“Come MAIE Europa – annuncia Francesco Patamia, Segretario MAIE Europa – stiamo lavorando al testo di una proposta legislativa, che contiamo di avere pronta già nelle prossime settimane”

Da sempre, uno dei punti cardine del programma MAIE è l’abolizione dell’IMU (Imposta Municipale Unica) sulla prima e unica casa in Italia degli italiani residenti all’estero. La stragrande maggioranza dei connazionali proprietari di prima casa in Italia risiedono nel Vecchio Continente.

Francesco Patamia, Segretario MAIE Europa, ha spiegato perché una riforma del sistema tributario in materia immobiliare è così importante e cosa sta facendo il Movimento Associativo Italiani all’Estero per raggiungere l’ambizioso obiettivo.

“Trascorso il Ferragosto abbiamo ricominciato a lavorare sodo concentrandoci su una proposta legislativa di iniziativa popolare che punta a eliminare l’IMU per tutti gli italiani nel mondo. Infatti, com’è noto, un italiano all’estero iscritto all’AIRE paga l’IMU sulla sua prima e unica abitazione in Italia, per giunta con l’aliquota maggiorata, quella relativa alla seconda casa. E’ ora che questa tassa iniqua venga cancellata anche per i nostri connazionali oltre confine, così com’è stato per gli italiani residenti nel territorio nazionale”.

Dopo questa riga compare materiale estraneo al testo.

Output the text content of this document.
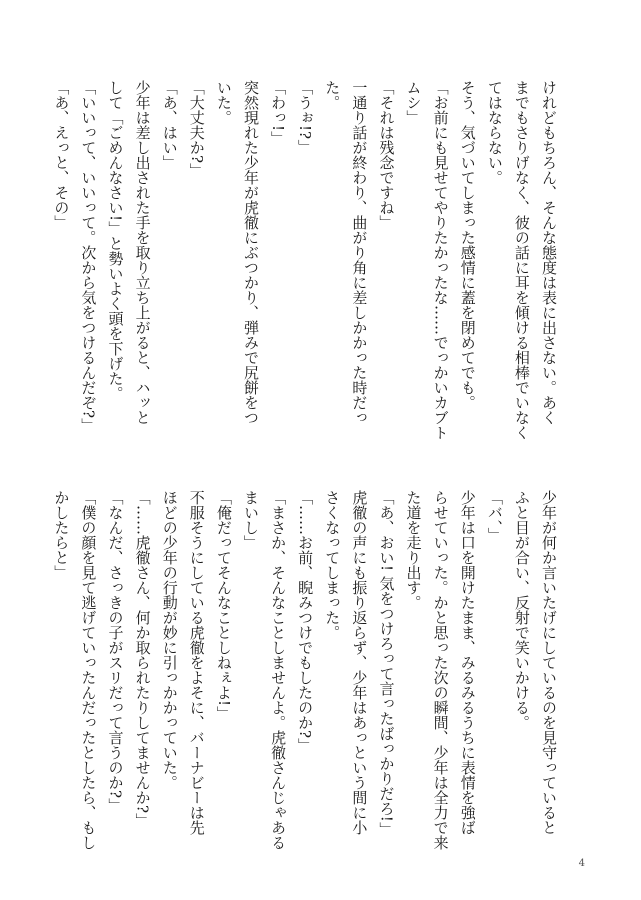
けれどもちろん、そんな態度は表に出さない。あく
までもさりげなく、彼の話に耳を傾ける相棒でいなく
てはならない。
そう、気づいてしまった感情に蓋を閉めてでも。
「お前にも見せてやりたかったな……でっかいカブト
ムシ」
「それは残念ですね」
一通り話が終わり、曲がり角に差しかかった時だっ
た。
「うぉ!?」
「わっ!」
突然現れた少年が虎徹にぶつかり、弾みで尻餅をつ
いた。
「大丈夫か?」
「あ、はい」
少年は差し出された手を取り立ち上がると、ハッと
して「ごめんなさい!」と勢いよく頭を下げた。
「いいって、いいって。次から気をつけるんだぞ?」
「あ、えっと、その」
少年が何か言いたげにしているのを見守っていると
ふと目が合い、反射で笑いかける。
「バ、」
少年は口を開けたまま、みるみるうちに表情を強ば
らせていった。かと思った次の瞬間、少年は全力で来
た道を走り出す。
「あ、おい! 気をつけろって言ったばっかりだろ!」
虎徹の声にも振り返らず、少年はあっという間に小
さくなってしまった。
「……お前、睨みつけでもしたのか?」
「まさか、そんなことしませんよ。虎徹さんじゃある
まいし」
「俺だってそんなことしねぇよ!」
不服そうにしている虎徹をよそに、バーナビーは先
ほどの少年の行動が妙に引っかかっていた。
「……虎徹さん、何か取られたりしてませんか?」
「なんだ、さっきの子がスリだって言うのか?」
「僕の顔を見て逃げていったんだったとしたら、もし
かしたらと」
4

“La stragrande maggioranza degli iscritti AIRE proprietari di prima casa in Italia sono residenti in Europa: si parla di circa 400mila connazionali e 200mila abitazioni. Dobbiamo dare risposte a chi ci chiede di porre fine a questa ingiustizia colossale chiamata Imu”.

“Una riforma – prosegue Patamia – servirebbe a dare respiro a tantissimi italiani che, di fatto, non vivono più in Italia, ma continuano a considerare l’Italia sempre come la casa a cui tornare.

Noi del MAIE vogliamo spenderci a sostegno dei tanti connazionali che chiedono al Parlamento italiano una legge che elimini l’Imu una volta per tutte.

Penalizzare gli iscritti AIRE proprietari di prima e unica casa in Italia non ha alcun senso, anzi, è un danno per il nostro Paese, in termini economici e culturali. In questo modo costringiamo i nostri connazionali a vendere le proprie abitazioni, quindi non torneranno più in Patria e i loro soldi andranno a spenderli da un’altra parte. Così anche il turismo di ritorno va a farsi benedire”.

“Come MAIE Europa – annuncia l’esponente del Movimento – stiamo lavorando al testo di una proposta legislativa, che contiamo di avere pronta già nelle prossime settimane. Tutti i cittadini italiani, residenti all’estero e non, possono supportare l’iniziativa del MAIE Europa: nelle sedi periferiche MAIE Belgio, Francia, Germania e Svizzera abbiamo attivato uno sportello che consente di firmare una petizione per avviare le procedure di proposta legislativa di iniziativa popolare. Abbiamo previsto la presenza di un notaio che due giorni alla settimana sarà presente in ciascuna sede per assicurare la regolarità delle procedure. Ci aspettiamo che gli italiani all’estero accorrano numerosi. Noi del MAIE – conclude Patamia – non dimentichiamo mai gli italiani nel mondo e i loro interessi”.